La loi du marché sur la tête

La loi du marché sur la tête

Il y a quelques années, en distribuant son courrier, le facteur assurait le lien social naturellement et gratuitement, en discutant avec les usagers, en particulier les personnes âgées et esseulées. Aujourd’hui, ce comportement est un service qui a un prix, fixé par la Poste, que tout le monde ne peut évidemment pas payer. Le facteur, lui, n’y a rien gagné, ni rétribution supplémentaire, ni aménagement de sa tournée de façon à lui laisser plus de temps. Il n’a même plus la satisfaction — le sens — d’avoir aidé son prochain.

Si l’on ne peut que regretter la « plateformisation » du secteur privé (symbolisée par une majorité de start-up qui se gargarisent de disrupter l’économie alors qu’elles ne font que créer des besoins inutiles, inventer de nouvelles formes de précarité et asservir les individus), on ne peut que s’inquiéter d’autant plus de la marchandisation du secteur public.

Une société de services marchandés est problématique car elle confère une valeur relative, autrement dit un prix, à (presque) tout. Ce qui ne peut qu’accentuer les inégalités et éroder le sens de la communauté.

Pas besoin d’être l’un de ces « terroristes intellectuels » qui font pousser des cris d’orfraie au gouvernement pour constater — et déplorer — la marchandisation de chacun des domaines de nos existences, qui entraîne, dans un même mouvement, la perte du lien commun.

En monétisant le moindre « bonjour » du facteur, on nous enseigne que le contact avec l’autre n’est pas une évidence, pas une curiosité, ni même un hasard, mais un produit du « progrès ».

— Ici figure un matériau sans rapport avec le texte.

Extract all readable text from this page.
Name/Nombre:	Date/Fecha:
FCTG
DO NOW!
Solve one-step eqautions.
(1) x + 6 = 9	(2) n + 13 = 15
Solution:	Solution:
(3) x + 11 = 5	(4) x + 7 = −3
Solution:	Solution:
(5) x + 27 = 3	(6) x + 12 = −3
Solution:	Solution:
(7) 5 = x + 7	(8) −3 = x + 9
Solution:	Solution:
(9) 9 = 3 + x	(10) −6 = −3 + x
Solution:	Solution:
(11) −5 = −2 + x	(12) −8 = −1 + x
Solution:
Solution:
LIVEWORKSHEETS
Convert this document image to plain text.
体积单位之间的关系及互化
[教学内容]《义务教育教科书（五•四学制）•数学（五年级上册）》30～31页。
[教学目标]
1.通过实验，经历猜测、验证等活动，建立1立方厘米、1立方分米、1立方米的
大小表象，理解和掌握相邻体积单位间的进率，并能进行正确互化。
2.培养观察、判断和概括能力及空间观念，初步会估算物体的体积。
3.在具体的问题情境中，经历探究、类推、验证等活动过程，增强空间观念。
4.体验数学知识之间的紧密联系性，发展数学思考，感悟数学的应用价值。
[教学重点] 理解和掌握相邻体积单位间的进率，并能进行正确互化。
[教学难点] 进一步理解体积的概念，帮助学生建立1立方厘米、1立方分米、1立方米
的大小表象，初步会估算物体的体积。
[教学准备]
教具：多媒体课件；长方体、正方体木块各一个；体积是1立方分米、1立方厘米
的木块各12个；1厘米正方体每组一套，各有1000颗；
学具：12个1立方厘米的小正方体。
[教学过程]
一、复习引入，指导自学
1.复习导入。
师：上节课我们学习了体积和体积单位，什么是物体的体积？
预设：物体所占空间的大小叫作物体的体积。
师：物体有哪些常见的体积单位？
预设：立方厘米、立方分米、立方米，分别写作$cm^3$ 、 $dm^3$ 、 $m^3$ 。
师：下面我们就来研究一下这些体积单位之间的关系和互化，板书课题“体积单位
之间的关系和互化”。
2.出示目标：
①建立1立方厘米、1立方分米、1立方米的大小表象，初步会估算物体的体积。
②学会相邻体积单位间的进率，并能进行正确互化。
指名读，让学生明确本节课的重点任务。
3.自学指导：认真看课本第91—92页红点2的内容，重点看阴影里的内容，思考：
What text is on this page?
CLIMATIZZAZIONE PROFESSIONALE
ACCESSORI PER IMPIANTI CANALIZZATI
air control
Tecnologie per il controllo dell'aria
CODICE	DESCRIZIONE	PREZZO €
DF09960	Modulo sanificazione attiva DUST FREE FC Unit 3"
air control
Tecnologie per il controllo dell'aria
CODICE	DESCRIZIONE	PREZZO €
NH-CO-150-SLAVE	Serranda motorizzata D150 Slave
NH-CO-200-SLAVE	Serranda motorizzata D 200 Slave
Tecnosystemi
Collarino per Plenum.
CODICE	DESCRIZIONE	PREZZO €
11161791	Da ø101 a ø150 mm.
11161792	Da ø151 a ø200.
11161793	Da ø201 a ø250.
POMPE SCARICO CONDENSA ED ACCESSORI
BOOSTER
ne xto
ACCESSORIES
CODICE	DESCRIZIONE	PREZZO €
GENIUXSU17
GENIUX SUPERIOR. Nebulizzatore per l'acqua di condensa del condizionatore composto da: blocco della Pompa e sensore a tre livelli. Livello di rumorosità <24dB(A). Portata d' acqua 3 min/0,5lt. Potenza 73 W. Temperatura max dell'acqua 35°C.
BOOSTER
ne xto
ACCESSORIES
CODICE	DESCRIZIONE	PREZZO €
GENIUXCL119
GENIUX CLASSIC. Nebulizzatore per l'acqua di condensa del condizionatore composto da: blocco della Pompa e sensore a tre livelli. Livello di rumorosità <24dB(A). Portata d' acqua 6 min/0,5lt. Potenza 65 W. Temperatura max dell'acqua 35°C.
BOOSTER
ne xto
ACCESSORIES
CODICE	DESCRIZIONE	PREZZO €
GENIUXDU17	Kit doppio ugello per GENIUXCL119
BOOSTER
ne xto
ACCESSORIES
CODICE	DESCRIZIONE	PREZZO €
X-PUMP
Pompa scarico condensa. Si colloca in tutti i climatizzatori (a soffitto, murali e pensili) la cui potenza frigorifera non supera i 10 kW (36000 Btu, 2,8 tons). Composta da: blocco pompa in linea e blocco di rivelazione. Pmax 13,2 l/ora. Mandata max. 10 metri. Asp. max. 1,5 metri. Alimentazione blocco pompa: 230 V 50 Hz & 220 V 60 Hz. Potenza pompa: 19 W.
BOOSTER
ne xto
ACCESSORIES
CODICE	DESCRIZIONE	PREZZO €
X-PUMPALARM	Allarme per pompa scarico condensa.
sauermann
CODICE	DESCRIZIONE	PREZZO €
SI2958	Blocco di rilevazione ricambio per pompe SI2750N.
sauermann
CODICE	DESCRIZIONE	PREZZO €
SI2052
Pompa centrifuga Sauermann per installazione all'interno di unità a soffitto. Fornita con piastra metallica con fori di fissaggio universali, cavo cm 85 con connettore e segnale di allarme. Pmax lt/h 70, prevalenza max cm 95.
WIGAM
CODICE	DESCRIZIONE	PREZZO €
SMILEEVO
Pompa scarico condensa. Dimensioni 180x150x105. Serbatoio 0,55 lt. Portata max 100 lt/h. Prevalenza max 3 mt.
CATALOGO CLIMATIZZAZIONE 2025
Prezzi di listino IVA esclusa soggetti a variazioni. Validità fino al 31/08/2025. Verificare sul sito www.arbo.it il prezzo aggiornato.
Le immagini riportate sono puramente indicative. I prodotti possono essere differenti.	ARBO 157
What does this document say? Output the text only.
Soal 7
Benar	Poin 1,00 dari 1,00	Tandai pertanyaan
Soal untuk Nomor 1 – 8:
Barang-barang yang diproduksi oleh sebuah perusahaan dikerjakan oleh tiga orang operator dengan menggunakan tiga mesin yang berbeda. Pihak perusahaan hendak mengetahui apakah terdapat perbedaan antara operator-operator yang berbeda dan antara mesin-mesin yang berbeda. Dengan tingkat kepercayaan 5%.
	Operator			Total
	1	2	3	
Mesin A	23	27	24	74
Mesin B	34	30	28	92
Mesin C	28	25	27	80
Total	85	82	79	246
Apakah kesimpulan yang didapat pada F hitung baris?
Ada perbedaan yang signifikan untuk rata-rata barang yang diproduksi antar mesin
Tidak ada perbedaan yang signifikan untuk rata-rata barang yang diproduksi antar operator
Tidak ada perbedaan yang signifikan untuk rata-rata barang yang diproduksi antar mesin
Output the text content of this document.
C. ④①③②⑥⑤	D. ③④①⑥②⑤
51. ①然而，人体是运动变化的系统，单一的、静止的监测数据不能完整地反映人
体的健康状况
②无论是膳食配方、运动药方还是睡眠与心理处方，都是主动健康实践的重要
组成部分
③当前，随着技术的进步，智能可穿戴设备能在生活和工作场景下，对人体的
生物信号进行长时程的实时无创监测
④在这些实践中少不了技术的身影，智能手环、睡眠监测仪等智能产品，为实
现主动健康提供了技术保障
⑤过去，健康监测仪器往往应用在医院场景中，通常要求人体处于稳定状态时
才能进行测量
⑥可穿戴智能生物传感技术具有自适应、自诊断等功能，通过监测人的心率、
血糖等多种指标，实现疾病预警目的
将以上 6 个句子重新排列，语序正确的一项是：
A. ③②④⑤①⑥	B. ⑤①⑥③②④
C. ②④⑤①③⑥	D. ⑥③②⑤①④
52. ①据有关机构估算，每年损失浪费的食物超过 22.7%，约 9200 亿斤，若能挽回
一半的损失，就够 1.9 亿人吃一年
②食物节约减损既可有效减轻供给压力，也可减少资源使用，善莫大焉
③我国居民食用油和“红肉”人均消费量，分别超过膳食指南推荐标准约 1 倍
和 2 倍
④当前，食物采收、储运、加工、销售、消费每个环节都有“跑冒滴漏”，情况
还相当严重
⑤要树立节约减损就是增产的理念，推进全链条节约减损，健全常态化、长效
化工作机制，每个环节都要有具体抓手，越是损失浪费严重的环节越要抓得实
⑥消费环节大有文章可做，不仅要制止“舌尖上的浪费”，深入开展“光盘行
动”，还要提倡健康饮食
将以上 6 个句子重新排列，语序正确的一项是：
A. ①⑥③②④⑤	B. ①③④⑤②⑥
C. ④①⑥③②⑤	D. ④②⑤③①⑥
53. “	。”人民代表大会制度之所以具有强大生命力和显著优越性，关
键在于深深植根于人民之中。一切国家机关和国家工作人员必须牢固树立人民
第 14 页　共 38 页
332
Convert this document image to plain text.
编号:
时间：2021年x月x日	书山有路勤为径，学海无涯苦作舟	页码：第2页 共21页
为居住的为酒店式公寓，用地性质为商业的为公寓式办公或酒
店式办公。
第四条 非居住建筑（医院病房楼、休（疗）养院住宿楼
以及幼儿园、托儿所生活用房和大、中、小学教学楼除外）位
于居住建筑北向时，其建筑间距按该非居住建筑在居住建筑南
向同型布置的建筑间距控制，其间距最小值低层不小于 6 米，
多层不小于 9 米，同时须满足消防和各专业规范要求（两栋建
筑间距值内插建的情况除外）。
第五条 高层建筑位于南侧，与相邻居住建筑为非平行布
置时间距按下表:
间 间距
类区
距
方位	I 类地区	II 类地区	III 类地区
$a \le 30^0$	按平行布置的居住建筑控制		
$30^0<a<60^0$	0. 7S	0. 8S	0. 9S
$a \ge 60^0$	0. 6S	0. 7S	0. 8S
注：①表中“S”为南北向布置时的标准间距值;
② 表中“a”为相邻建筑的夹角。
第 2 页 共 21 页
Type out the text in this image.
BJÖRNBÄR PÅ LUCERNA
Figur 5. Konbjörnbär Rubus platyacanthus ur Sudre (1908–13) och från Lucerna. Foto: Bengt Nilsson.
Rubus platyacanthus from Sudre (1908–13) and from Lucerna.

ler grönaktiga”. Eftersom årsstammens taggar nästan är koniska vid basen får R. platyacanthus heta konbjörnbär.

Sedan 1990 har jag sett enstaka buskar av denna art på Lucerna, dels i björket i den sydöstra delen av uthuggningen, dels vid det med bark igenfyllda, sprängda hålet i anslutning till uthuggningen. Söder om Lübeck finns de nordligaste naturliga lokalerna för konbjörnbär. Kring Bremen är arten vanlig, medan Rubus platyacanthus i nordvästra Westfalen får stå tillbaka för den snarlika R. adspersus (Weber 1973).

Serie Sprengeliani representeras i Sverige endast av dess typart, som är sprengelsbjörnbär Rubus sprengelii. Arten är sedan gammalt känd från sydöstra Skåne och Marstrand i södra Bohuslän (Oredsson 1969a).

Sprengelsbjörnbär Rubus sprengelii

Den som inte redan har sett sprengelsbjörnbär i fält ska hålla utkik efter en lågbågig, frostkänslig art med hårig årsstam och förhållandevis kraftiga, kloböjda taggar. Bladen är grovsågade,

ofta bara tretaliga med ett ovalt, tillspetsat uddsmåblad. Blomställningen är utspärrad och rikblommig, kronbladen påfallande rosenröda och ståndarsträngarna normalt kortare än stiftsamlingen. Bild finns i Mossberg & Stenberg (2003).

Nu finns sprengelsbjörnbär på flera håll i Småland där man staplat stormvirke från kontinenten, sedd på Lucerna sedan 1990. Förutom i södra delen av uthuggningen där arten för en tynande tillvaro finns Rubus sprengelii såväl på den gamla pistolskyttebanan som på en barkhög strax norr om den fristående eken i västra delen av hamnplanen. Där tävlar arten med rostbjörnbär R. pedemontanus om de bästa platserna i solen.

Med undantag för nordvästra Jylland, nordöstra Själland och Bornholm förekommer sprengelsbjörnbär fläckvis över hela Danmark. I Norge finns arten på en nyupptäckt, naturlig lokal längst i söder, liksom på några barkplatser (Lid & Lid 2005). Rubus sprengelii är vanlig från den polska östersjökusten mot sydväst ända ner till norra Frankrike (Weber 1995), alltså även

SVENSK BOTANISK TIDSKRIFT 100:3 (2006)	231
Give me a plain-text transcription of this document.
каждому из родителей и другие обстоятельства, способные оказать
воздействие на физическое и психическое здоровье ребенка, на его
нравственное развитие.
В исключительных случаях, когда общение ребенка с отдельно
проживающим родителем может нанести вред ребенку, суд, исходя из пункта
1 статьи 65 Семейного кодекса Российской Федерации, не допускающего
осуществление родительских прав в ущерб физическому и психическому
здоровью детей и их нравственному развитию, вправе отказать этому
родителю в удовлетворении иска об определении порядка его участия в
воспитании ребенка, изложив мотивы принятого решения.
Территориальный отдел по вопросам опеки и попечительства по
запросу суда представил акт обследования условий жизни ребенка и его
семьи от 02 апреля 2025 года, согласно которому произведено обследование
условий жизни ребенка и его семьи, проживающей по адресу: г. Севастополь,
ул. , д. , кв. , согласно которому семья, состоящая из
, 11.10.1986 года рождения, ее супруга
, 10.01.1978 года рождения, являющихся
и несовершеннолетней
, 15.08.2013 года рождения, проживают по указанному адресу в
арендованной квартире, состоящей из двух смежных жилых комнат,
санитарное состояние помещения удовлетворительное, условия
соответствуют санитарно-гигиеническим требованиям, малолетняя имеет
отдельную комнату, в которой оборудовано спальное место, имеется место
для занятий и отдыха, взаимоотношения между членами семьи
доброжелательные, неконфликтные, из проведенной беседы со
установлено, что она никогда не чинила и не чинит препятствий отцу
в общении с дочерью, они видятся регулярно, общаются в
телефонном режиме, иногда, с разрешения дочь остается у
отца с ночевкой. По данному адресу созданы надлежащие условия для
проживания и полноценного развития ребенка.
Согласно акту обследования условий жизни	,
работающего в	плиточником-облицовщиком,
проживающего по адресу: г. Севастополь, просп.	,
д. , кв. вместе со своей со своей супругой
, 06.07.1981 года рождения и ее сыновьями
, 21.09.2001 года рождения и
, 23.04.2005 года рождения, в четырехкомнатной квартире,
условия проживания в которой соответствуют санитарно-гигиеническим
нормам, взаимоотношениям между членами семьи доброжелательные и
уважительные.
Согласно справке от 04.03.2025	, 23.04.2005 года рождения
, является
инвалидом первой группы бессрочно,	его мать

Il fut un temps où la révolution désignée comme modernité nous enseignait qu’être un sujet faisait de nous une fin en soi, cantonnant aux marchandises le relatif de la valeur. C’est donc cela que nous achetons désormais : l’autre comme une marchandise dont nous pouvons évaluer la valeur relative en fonction du service qu’il nous vend.